Она удивляется моему удивлению:

— Разве он тебе не говорил?

— Он так себя ведет, будто не сделал ничего плохого.

Трейси кажется озадаченной, но не предлагает никаких объяснений.

— Видишь? Вот почему это странно. У тебя в голове есть вся информация о том, что происходит, но ты не можешь ничего мне рассказать из-за него.

— Я хочу быть твоей лучшей подругой, а еще хочу быть девушкой Питера, — говорит она. — И как мне это сделать?

Мы замолкаем, поднимаясь по склону.

Девчонки «Юнион Хай» зовут Трейси, говоря ей, что она наверняка захочет сфотографировать их завтра вечером, потому что они придут на выпускной в одежде от того или другого дизайнера. Девчонки, которые хотят стать моделями, уже начали дарить Трейси небольшие подарки за то, что она помещает их на сайте, и благодарить за первые снимки для их портфолио.

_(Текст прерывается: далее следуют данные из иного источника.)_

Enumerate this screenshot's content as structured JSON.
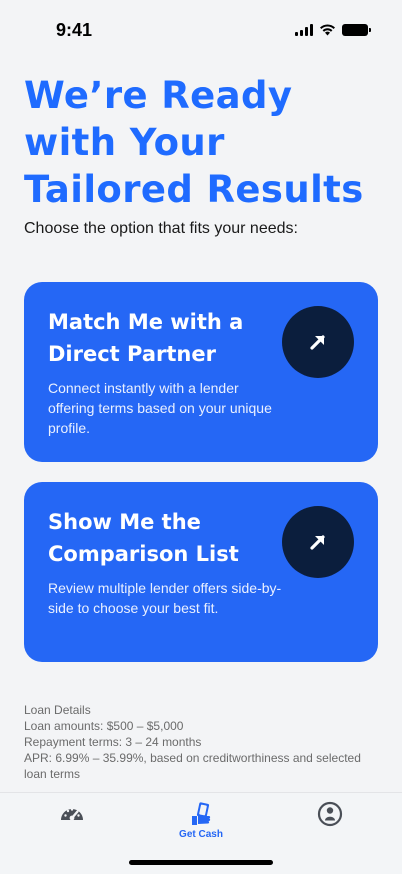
{
  "status_bar": {
    "time": "9:41"
  },
  "headline": "We’re Ready with Your Tailored Results",
  "subheading": "Choose the option that fits your needs:",
  "options": [
    {
      "title": "Match Me with a Direct Partner",
      "description": "Connect instantly with a lender offering terms based on your unique profile.",
      "icon": "arrow-up-right-icon"
    },
    {
      "title": "Show Me the Comparison List",
      "description": "Review multiple lender offers side-by-side to choose your best fit.",
      "icon": "arrow-up-right-icon"
    }
  ],
  "loan_details": {
    "heading": "Loan Details",
    "amounts": "Loan amounts: $500 – $5,000",
    "terms": "Repayment terms: 3 – 24 months",
    "apr": "APR: 6.99% – 35.99%, based on creditworthiness and selected loan terms"
  },
  "bottom_nav": {
    "items": [
      {
        "label": "",
        "icon": "speedometer-icon",
        "active": false
      },
      {
        "label": "Get Cash",
        "icon": "cash-hand-icon",
        "active": true
      },
      {
        "label": "",
        "icon": "profile-icon",
        "active": false
      }
    ]
  },
  "colors": {
    "accent": "#2567f5",
    "headline": "#1f6bff",
    "arrow_circle": "#0b1e3d",
    "background": "#f3f4f6"
  }
}
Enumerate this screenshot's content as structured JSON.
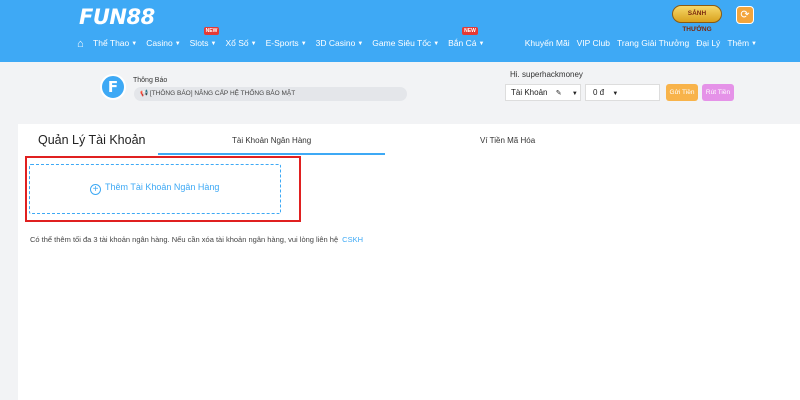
{
  "brand": {
    "logo": "FUN88",
    "badge": "SẢNH THƯỞNG",
    "accent": "#3ea9f5"
  },
  "nav": {
    "left": [
      {
        "label": "Thể Thao",
        "caret": true,
        "new": false
      },
      {
        "label": "Casino",
        "caret": true,
        "new": false
      },
      {
        "label": "Slots",
        "caret": true,
        "new": true
      },
      {
        "label": "Xổ Số",
        "caret": true,
        "new": false
      },
      {
        "label": "E-Sports",
        "caret": true,
        "new": false
      },
      {
        "label": "3D Casino",
        "caret": true,
        "new": false
      },
      {
        "label": "Game Siêu Tốc",
        "caret": true,
        "new": false
      },
      {
        "label": "Bắn Cá",
        "caret": true,
        "new": true
      }
    ],
    "right": [
      "Khuyến Mãi",
      "VIP Club",
      "Trang Giải Thưởng",
      "Đại Lý",
      "Thêm"
    ],
    "new_tag": "NEW"
  },
  "notice": {
    "avatar_letter": "F",
    "title": "Thông Báo",
    "message": "📢 [THÔNG BÁO] NÂNG CẤP HỆ THỐNG BẢO MẬT"
  },
  "account": {
    "greeting": "Hi. superhackmoney",
    "account_select": "Tài Khoản",
    "balance": "0 đ",
    "deposit": "Gửi Tiền",
    "withdraw": "Rút Tiền"
  },
  "panel": {
    "title": "Quản Lý Tài Khoản",
    "tab_bank": "Tài Khoản Ngân Hàng",
    "tab_crypto": "Ví Tiền Mã Hóa",
    "add_bank": "Thêm Tài Khoản Ngân Hàng",
    "info": "Có thể thêm tối đa 3 tài khoản ngân hàng. Nếu cần xóa tài khoản ngân hàng, vui lòng liên hệ",
    "info_link": "CSKH"
  }
}
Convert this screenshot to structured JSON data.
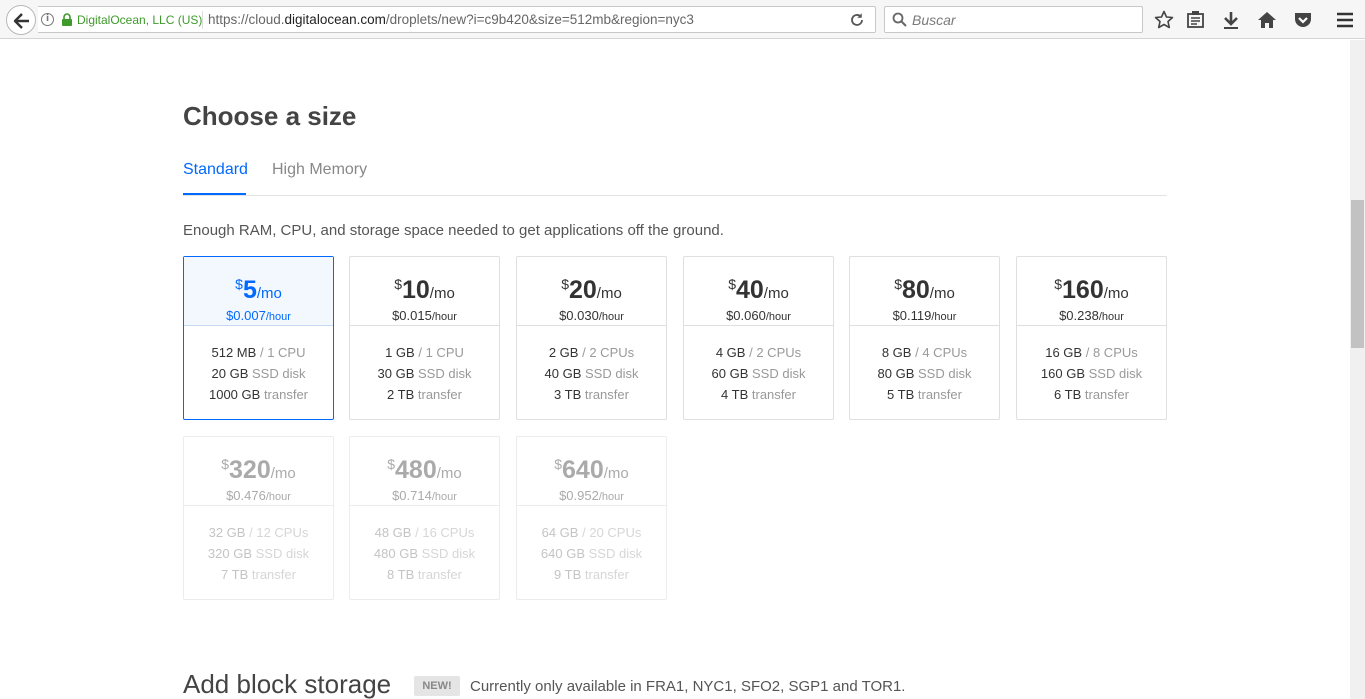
{
  "browser": {
    "site_identity": "DigitalOcean, LLC (US)",
    "url_prefix": "https://cloud.",
    "url_domain": "digitalocean.com",
    "url_suffix": "/droplets/new?i=c9b420&size=512mb&region=nyc3",
    "search_placeholder": "Buscar",
    "toolbar_icons": [
      "star-icon",
      "reading-list-icon",
      "download-icon",
      "home-icon",
      "pocket-icon",
      "menu-icon"
    ]
  },
  "page": {
    "title": "Choose a size",
    "tabs": [
      {
        "label": "Standard",
        "active": true
      },
      {
        "label": "High Memory",
        "active": false
      }
    ],
    "description": "Enough RAM, CPU, and storage space needed to get applications off the ground.",
    "currency": "$",
    "per_month": "/mo",
    "per_hour": "/hour",
    "spec_labels": {
      "cpu_sep": "/",
      "disk": "SSD disk",
      "transfer": "transfer"
    },
    "sizes": [
      {
        "monthly": "5",
        "hourly": "$0.007",
        "ram": "512 MB",
        "cpu": "1 CPU",
        "disk": "20 GB",
        "transfer": "1000 GB",
        "state": "selected"
      },
      {
        "monthly": "10",
        "hourly": "$0.015",
        "ram": "1 GB",
        "cpu": "1 CPU",
        "disk": "30 GB",
        "transfer": "2 TB",
        "state": "normal"
      },
      {
        "monthly": "20",
        "hourly": "$0.030",
        "ram": "2 GB",
        "cpu": "2 CPUs",
        "disk": "40 GB",
        "transfer": "3 TB",
        "state": "normal"
      },
      {
        "monthly": "40",
        "hourly": "$0.060",
        "ram": "4 GB",
        "cpu": "2 CPUs",
        "disk": "60 GB",
        "transfer": "4 TB",
        "state": "normal"
      },
      {
        "monthly": "80",
        "hourly": "$0.119",
        "ram": "8 GB",
        "cpu": "4 CPUs",
        "disk": "80 GB",
        "transfer": "5 TB",
        "state": "normal"
      },
      {
        "monthly": "160",
        "hourly": "$0.238",
        "ram": "16 GB",
        "cpu": "8 CPUs",
        "disk": "160 GB",
        "transfer": "6 TB",
        "state": "normal"
      },
      {
        "monthly": "320",
        "hourly": "$0.476",
        "ram": "32 GB",
        "cpu": "12 CPUs",
        "disk": "320 GB",
        "transfer": "7 TB",
        "state": "disabled"
      },
      {
        "monthly": "480",
        "hourly": "$0.714",
        "ram": "48 GB",
        "cpu": "16 CPUs",
        "disk": "480 GB",
        "transfer": "8 TB",
        "state": "disabled"
      },
      {
        "monthly": "640",
        "hourly": "$0.952",
        "ram": "64 GB",
        "cpu": "20 CPUs",
        "disk": "640 GB",
        "transfer": "9 TB",
        "state": "disabled"
      }
    ],
    "block_storage": {
      "title": "Add block storage",
      "badge": "NEW!",
      "note": "Currently only available in FRA1, NYC1, SFO2, SGP1 and TOR1."
    }
  },
  "colors": {
    "accent": "#0069ff",
    "secure": "#3f9a2c"
  }
}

Для меня до сих пор странно, что Трейси привлекает такое внимание, но она справляется с этим как профи.

Я горжусь ей.

Может, мне стоит ей это сказать.

— Я тобой горжусь.

Трейси реагирует немного замедленно, словно не понимает, о чем я.

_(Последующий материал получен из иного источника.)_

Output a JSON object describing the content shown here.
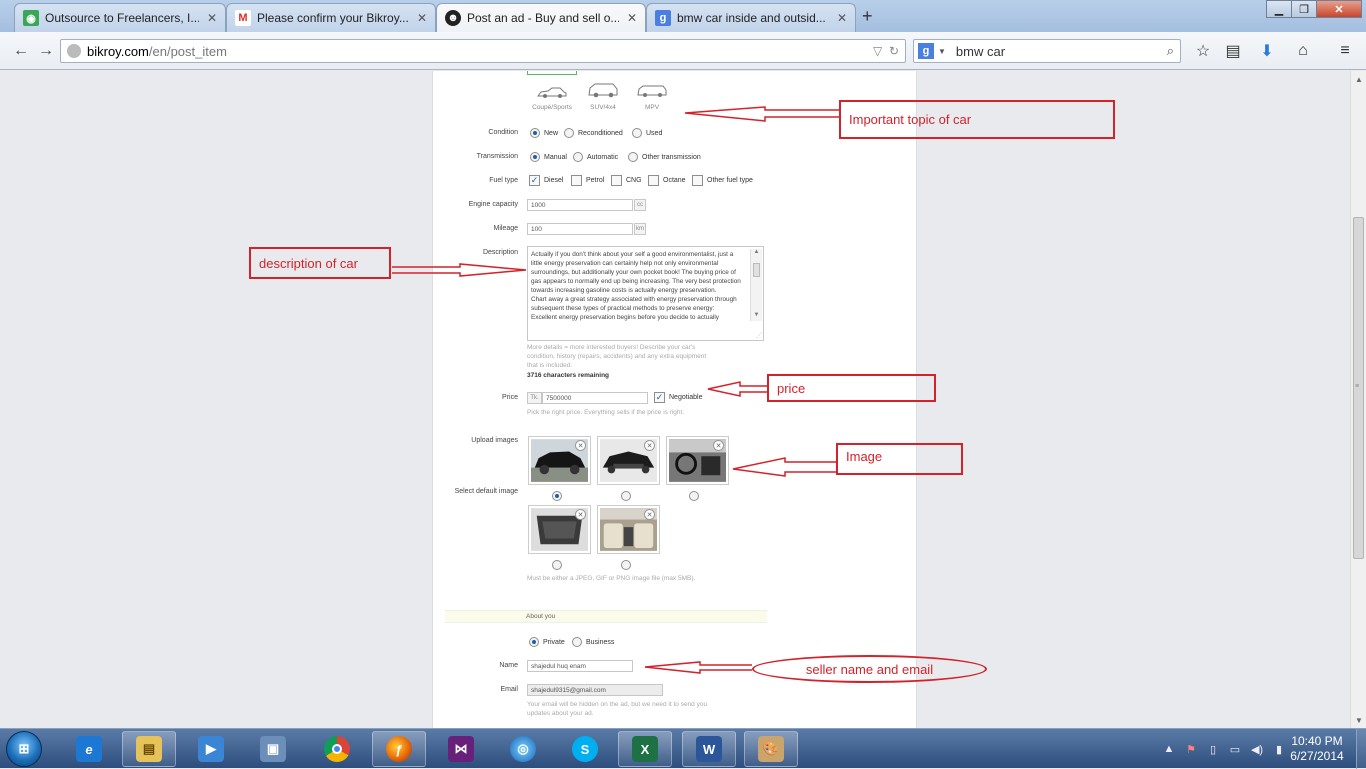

— Сайт. Все, что ты с ним делаешь. Все твои читатели. Когда ты уедешь из Юнион, ты сможешь работать везде, где захочешь. Круто.

Трейси улыбается.

— Думаю, это самое приятное из всего, что ты мне говорила.

— Это правда. «Список Шика» потрясающий.

— Ты начнешь снова над ним работать? Без тебя такие плохие тексты.

— Только, если ты меня хоть раз туда поместишь, — пытаюсь сказать это в шутку, но она не обращает внимания.

Она поднимает камеру, которая теперь постоянно живет у нее на шее, и делает мое фото, не давая времени на подготовку.

— Постой...

— Знаешь что, Рози? Ты привыкла носить все, что я говорила тебе носить, и не пойми меня неправильно — ты выглядела хорошо, благодаря мне. Но я просто никогда не чувствовала, что у тебя есть свой стиль — до этого момента. Обожаю такие синие пряди. И как бы мне ни хотелось выдать их за свою идею, я не могу.

Пока мы идем по склону, она все время щелкает камерой.

— Теперь ты не можешь остановиться. Ты меня смущаешь.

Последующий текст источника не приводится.